Cuban government raises tariffs for beer imports

HAVANA, Apr 26. As of this Wednesday, the Cuban Government decided to apply an increase in tariffs on the import of malt beer, a measure that is not considered “isolated”, but part of the “projections to correct distortions”.

Following Joint Resolution 2, published in the Extraordinary Official Gazette No. 25, of April 24, 2024, the Finance and Prices and Foreign Trade and Foreign Investment portfolios approved a 20% increase in tariff rates. for those who import this drink to the island.

On the other hand, it will be 10% for those who do so from a Most Favored Nation (MFN), a category that includes commercial partners benefited in a particular way by the Cuban authorities.

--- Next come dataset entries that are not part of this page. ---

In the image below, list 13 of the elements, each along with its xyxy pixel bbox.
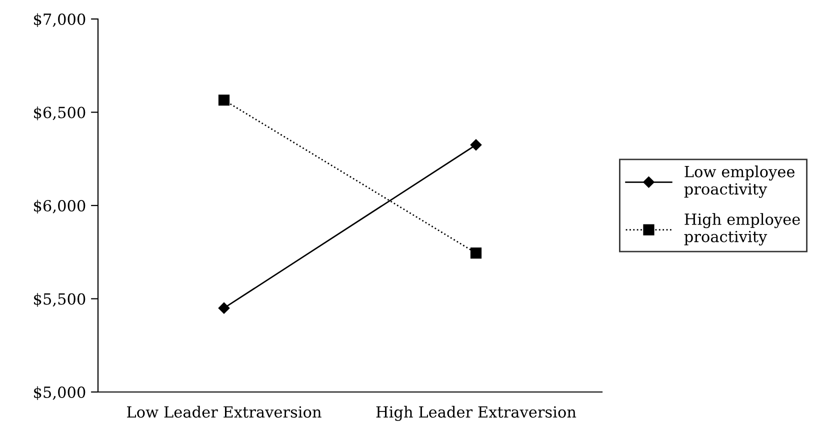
x-tick-label: Low Leader Extraversion xyxy=(127,406,322,418)
y-tick-label: $6,000 xyxy=(34,200,86,214)
point xyxy=(218,94,230,106)
point xyxy=(470,139,482,150)
legend-label: Low employee proactivity xyxy=(684,166,795,198)
x-tick-label: High Leader Extraversion xyxy=(376,406,576,421)
point xyxy=(470,248,482,259)
legend-label: High employee proactivity xyxy=(684,213,800,246)
y-tick-label: $6,500 xyxy=(34,106,86,120)
y-tick-label: $5,500 xyxy=(34,292,86,307)
point xyxy=(218,302,230,314)
y-tick-label: $7,000 xyxy=(34,13,86,28)
y-tick-label: $5,000 xyxy=(34,386,86,400)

On its official website, the Ministry of Finance and Prices argues that this “projection should contribute to stimulating and protecting national production,” as well as “the increase in the productive capacity installed in the country, following international practice.”

At the end of January of this year, the package of measures announced in December 2023 in Parliament included the increase in tariff rates on the import of tobacco, cigars, rum and other alcoholic beverages.

“The measure is aimed at protecting national production in these areas,” argued a brief note from Cubadebate at the time.

In that case, it was a joint resolution of the ministers of Finance and Prices and Foreign Trade and Foreign Investment, Vladimir Regueiro and Ricardo Cabrisas, respectively, which established the increase in tariff rates on the importation of tobacco, cigars, rums and other alcoholic beverages.

On that date, a growth of 30% was dictated for the import of tobacco, cigars, rum and other alcoholic beverages, which will only be 15% when these products come from countries with the most favored national treatment, based on agreements. signed bilateral agreements.

That resolution also established the bonus in the payment of customs tax on imports of raw materials, inputs and intermediate goods destined for local production processes.

Of this set, the focus is on food production and agricultural production, consisting of the reduction of their tax rate by 50%.

“This projection must contribute to stimulating and protecting national production and increasing the installed productive capacity in the country, by international practice,” says the Ministry of Finance and Prices on its official website.